I don't know what the current parliamentary arithmetic for the option is but it faces the combined resistance of the ultras on both sides and with the debate as incoherent and directionless as it is, and with the executive dead set against it, the state of deadlock remains.

Meanwhile, I do not expect the EU to budge on the withdrawal agreement. Even if parliament could agree on a direction, the message from the EU will be roughly the same. We don't pass go without a withdrawal agreement and there will be no agreement without a backstop, and if the EU bends at all, it won't be by much.

This works in Theresa May's favour. May is no longer the blocking element. She's done her bit. The delay is now entirely in the hands of Parliament. Having tossed it back to parliament May can now afford to let them dither then make them sweat. That may be what buys her the votes to pass the withdrawal agreement as is.

As it happens, I could live with that. The deal clips the wings of the ERG and is an affirmative move toward the exit door. Moreover it bends to the political reality that the EEA does not enjoy the support of remainers and, more importantly, does not enjoy the support of the referendum winners. They've all said what the won't entertain so let them both live with the consequences of their intransigence.

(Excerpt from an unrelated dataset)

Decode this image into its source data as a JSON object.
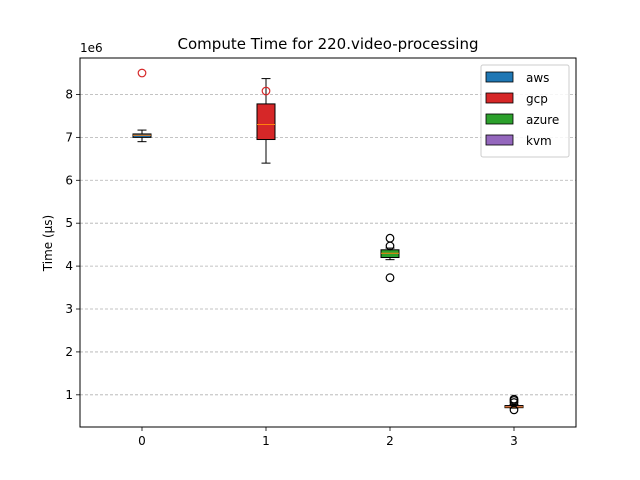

More to the point, I'm sick of it all. I no longer have the energy to write rebuttals of this gibberish. If remainers are going to write poison pen attack pieces on the one sensible option then ultimately they can own the consequences. They as much as anyone have pushed us toward no deal. Moreover, I am not going to lift a finger in support of the carpetbaggers who appropriated the EEA arguments to shunt us into a dead end.

I am not alone in my sense of resignation to fate. As one Tweeter, Sam White, puts it "I've gone from EFTA to hard Brexit in about 2 days, largely because EFTA isn't possible now and nothing I think matters, but also because if it's a choice between what the Hugo Rifkind class think and literally anything else, I'd take anything else for the rest of my days". I very seriously do not want a no deal Brexit, but that is a position I have every sympathy with. Between Rifkind and the persistent smarm of Fintan O'Toole, there is a certain appeal in giving way to Brexit nihilism.

Here I simply have to remind myself that I barely exist and it is not within my power to influence outcomes. I am but a mere pleb with a blog. I am as much a passenger in this as anyone else. The cake is in the oven. We now simply have to wait to see if it rises.